Find the absolute maximum value and the absolute minimum value of the function given by $f(x) = 4x - \frac{1}{2}x^2$ for $x \in \left[-2, \frac{9}{2}\right]$.

(N/A) The given function is $f(x) = 4x - \frac{1}{2}x^2$.
First,we find the derivative of the function:
$f'(x) = \frac{d}{dx}(4x - \frac{1}{2}x^2) = 4 - x$.
To find the critical points,we set $f'(x) = 0$:
$4 - x = 0 \implies x = 4$.
Since $x = 4$ lies within the interval $\left[-2, \frac{9}{2}\right]$,we evaluate the function at the critical point and the endpoints of the interval:
$f(4) = 4(4) - \frac{1}{2}(4)^2 = 16 - 8 = 8$.

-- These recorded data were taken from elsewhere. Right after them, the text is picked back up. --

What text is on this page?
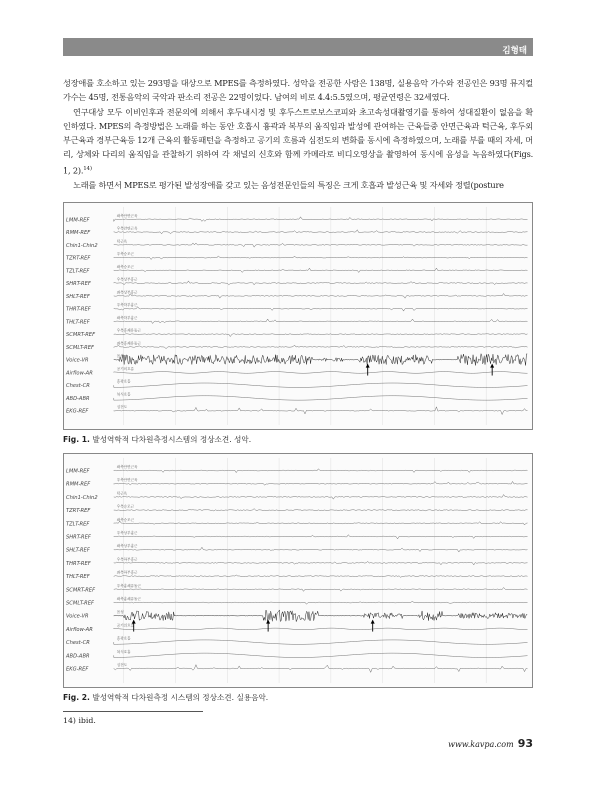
김형태

성장애를 호소하고 있는 293명을 대상으로 MPES를 측정하였다. 성악을 전공한 사람은 138명, 실용음악 가수와 전공인은 93명 뮤지컬가수는 45명, 전통음악의 국악과 판소리 전공은 22명이었다. 남여의 비로 4.4:5.5였으며, 평균연령은 32세였다.

연구대상 모두 이비인후과 전문의에 의해서 후두내시경 및 후두스트로보스코피와 초고속성대촬영기를 통하여 성대질환이 없음을 확인하였다. MPES의 측정방법은 노래를 하는 동안 호흡시 흉곽과 복부의 움직임과 발성에 관여하는 근육들중 안면근육과 턱근육, 후두외부근육과 경부근육등 12개 근육의 활동패턴을 측정하고 공기의 흐름과 심전도의 변화를 동시에 측정하였으며, 노래를 부를 때의 자세, 머리, 상체와 다리의 움직임을 관찰하기 위하여 각 채널의 신호와 함께 카메라로 비디오영상을 촬영하여 동시에 음성을 녹음하였다(Figs. 1, 2).$^{14)}$

노래를 하면서 MPES로 평가된 발성장애를 갖고 있는 음성전문인들의 특징은 크게 호흡과 발성근육 및 자세와 정렬(posture

LMM-REF
좌측안면근육
RMM-REF
우측안면근육
Chin1-Chin2
턱근육
TZRT-REF
우측승모근
TZLT-REF
좌측승모근
SHRT-REF
우측상부흉근
SHLT-REF
좌측상부흉근
THRT-REF
우측하부흉근
THLT-REF
좌측하부흉근
SCMRT-REF
우측흉쇄유돌근
SCMLT-REF
좌측흉쇄유돌근
Voice-VR
음성
Airflow-AR
공기의흐름
Chest-CR
흉곽호흡
ABD-ABR
복식호흡
EKG-REF
심전도
Fig. 1. 발성역학적 다차원측정시스템의 정상소견. 성악.
LMM-REF
좌측안면근육
RMM-REF
우측안면근육
Chin1-Chin2
턱근육
TZRT-REF
우측승모근
TZLT-REF
좌측승모근
SHRT-REF
우측상부흉근
SHLT-REF
좌측상부흉근
THRT-REF
우측하부흉근
THLT-REF
좌측하부흉근
SCMRT-REF
우측흉쇄유돌근
SCMLT-REF
좌측흉쇄유돌근
Voice-VR
음성
Airflow-AR
공기의흐름
Chest-CR
흉곽호흡
ABD-ABR
복식호흡
EKG-REF
심전도
Fig. 2. 발성역학적 다차원측정 시스템의 정상소견. 실용음악.
14) ibid.
www.kavpa.com 93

$f(-2) = 4(-2) - \frac{1}{2}(-2)^2 = -8 - 2 = -10$.
$f\left(\frac{9}{2}\right) = 4\left(\frac{9}{2}\right) - \frac{1}{2}\left(\frac{9}{2}\right)^2 = 18 - \frac{81}{8} = 18 - 10.125 = 7.875$.
Comparing these values,the absolute maximum value is $8$ at $x = 4$ and the absolute minimum value is $-10$ at $x = -2$.